Arbeitsplatz- und Standortabbau

Doch nicht nur die Geschwindigkeit der Veränderung verängstigt die Menschen, sondern auch die aggressive Form wirtschaftlicher Globalisierung. Globale Konzerne bekämpfen sich zusehends bis aufs Messer, um einem Konkurrenten Paroli zu bieten. Sie scheuen nicht davor zurück, die Produktion dorthin zu verlagern, wo sie die kostengünstigsten Strukturen vorfinden, und ziehen wie moderne Nomaden heute von Bangladesch nach Äthiopien und morgen nach Kuba. Die Globalisierung hat seit den 1980er Jahren ein alles beherrschendes und vielfach beschriebenes „Hemd“ an: das des ungezügelten Kapitalismus. Diese kapitalistische Landnahme hat unterschiedliche Formen, im Westen etwa ist es der Neoliberalismus, in China hat sich die paradoxe Form des kommunistischen, besser gesagt: des von einer Partei gelenkten Staatskapitalismus durchgesetzt. Gerade durch diesen Wettstreit verschiedener kapitalistischer Varianten ist die Welt jedoch zu einem Ort geworden, in dem immer rücksichtsloser um Marktanteile gerungen wird.

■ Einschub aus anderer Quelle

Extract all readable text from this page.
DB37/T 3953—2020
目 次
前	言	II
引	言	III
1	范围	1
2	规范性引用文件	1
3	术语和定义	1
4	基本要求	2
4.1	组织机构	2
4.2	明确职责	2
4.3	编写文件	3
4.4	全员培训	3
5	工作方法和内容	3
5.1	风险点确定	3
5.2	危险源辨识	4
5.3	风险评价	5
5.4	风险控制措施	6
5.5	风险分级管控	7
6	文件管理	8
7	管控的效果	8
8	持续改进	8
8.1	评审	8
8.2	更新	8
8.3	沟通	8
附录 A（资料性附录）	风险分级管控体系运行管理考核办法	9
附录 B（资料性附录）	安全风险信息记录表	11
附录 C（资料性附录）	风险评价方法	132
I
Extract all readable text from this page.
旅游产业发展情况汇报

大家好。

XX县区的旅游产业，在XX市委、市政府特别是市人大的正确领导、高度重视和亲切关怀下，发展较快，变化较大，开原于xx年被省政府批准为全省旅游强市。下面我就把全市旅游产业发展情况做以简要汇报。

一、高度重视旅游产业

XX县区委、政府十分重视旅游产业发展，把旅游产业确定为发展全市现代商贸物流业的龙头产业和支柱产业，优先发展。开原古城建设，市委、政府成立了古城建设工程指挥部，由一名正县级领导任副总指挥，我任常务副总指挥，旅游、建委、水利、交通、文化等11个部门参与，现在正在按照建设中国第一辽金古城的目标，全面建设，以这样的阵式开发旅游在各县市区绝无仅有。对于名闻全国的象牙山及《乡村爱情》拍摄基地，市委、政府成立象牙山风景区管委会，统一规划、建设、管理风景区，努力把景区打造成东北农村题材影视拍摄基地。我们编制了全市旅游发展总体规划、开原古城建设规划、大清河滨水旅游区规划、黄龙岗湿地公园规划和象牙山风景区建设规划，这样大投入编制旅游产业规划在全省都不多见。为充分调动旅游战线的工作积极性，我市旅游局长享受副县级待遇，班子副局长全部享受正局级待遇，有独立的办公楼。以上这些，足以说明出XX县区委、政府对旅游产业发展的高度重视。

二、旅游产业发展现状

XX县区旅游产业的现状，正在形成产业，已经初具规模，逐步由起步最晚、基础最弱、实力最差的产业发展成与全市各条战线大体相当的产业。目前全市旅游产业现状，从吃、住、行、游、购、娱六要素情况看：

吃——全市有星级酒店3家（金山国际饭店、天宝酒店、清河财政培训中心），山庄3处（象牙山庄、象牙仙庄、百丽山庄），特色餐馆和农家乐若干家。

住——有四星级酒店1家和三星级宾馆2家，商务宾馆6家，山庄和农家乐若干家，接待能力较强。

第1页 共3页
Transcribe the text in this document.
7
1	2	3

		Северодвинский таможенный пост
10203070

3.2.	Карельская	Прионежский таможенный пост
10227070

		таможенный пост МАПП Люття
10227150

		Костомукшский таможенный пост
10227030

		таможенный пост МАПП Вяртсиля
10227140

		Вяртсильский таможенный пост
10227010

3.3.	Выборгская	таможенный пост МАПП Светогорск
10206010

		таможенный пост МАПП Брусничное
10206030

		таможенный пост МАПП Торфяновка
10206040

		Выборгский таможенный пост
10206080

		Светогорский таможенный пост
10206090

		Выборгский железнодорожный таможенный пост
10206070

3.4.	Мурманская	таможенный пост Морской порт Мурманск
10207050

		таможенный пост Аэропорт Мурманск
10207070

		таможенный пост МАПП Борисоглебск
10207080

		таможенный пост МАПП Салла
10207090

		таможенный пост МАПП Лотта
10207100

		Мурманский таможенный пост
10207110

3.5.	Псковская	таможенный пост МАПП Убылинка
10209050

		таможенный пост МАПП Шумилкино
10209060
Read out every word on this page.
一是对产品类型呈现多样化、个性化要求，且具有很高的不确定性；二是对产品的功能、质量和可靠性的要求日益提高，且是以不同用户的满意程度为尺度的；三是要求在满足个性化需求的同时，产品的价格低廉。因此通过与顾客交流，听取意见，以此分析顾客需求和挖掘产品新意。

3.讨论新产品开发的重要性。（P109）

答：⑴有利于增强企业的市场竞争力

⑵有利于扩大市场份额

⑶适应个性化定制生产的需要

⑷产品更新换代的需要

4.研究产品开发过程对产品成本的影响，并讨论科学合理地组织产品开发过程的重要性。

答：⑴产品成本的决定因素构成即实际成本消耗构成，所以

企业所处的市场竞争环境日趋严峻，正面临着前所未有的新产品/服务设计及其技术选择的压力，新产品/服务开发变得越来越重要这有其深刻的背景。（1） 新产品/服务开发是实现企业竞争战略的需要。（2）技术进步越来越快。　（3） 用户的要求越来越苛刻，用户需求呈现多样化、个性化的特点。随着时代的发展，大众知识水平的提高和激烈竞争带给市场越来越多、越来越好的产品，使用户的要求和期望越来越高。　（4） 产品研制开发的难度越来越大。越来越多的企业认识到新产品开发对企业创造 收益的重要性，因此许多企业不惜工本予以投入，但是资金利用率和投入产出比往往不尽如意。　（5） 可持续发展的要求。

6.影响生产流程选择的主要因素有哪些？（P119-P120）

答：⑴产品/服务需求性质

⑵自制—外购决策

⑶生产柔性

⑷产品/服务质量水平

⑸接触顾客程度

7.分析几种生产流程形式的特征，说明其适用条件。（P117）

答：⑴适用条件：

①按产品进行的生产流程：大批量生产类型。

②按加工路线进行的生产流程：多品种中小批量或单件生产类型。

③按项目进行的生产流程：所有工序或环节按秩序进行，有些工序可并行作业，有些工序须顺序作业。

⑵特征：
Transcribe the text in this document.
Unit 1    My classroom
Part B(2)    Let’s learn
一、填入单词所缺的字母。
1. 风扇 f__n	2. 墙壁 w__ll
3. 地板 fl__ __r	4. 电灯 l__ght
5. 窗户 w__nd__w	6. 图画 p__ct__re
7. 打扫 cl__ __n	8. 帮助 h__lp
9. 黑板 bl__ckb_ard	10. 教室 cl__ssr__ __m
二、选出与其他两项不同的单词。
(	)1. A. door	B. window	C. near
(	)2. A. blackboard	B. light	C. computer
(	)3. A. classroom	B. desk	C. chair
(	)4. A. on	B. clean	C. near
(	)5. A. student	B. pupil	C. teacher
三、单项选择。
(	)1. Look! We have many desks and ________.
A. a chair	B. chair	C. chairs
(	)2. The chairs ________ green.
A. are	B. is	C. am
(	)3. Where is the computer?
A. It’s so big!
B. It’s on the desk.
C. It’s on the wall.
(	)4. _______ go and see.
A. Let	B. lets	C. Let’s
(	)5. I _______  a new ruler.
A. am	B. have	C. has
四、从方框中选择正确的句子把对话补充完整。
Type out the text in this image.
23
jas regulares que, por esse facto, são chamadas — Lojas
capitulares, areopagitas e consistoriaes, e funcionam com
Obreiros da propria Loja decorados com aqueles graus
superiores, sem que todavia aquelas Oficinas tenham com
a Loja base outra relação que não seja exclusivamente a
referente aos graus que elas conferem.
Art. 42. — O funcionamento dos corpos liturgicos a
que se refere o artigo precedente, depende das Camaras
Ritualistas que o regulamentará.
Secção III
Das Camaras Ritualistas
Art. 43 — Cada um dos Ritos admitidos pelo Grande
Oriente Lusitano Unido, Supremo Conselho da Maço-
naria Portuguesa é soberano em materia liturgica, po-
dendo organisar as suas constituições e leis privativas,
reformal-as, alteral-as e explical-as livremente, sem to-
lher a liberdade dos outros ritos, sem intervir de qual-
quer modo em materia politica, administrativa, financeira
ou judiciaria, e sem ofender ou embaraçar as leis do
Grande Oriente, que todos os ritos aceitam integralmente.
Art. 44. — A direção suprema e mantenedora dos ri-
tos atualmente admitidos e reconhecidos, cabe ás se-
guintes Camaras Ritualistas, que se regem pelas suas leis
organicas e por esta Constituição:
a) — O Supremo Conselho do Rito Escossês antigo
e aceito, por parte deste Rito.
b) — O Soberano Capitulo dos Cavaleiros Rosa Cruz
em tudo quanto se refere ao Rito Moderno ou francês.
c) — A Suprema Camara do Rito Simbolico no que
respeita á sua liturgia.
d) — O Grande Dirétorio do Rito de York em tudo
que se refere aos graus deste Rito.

Eine große Anzahl von Menschen erlebt diese Auseinandersetzungen in den wirtschaftlichen Kampfzonen am eigenen Leib. Wenn ein internationaler Konzern Arbeitsplätze an einem Standort abbaut, um an anderer Stelle zu für ihn günstigeren Konditionen neue Produktionsstätten hochzuziehen, ist die viel beschworene „soziale Verantwortung“ oft nur Teil von Sonntagsreden. Und man unterschätze nicht, welche disziplinierende Wirkung die Schließung eines größeren Werks auf Hunderttausende von Arbeitnehmern hat – nicht nur auf die Blue Collar, sondern auch auf die White Collar worker, also auf den Großteil der Mittelschichten. Denn diese wissen damit: Der Nächste kann ich sein. Das Beispiel Siemens in Görlitz findet sich sozusagen in allen Ländern.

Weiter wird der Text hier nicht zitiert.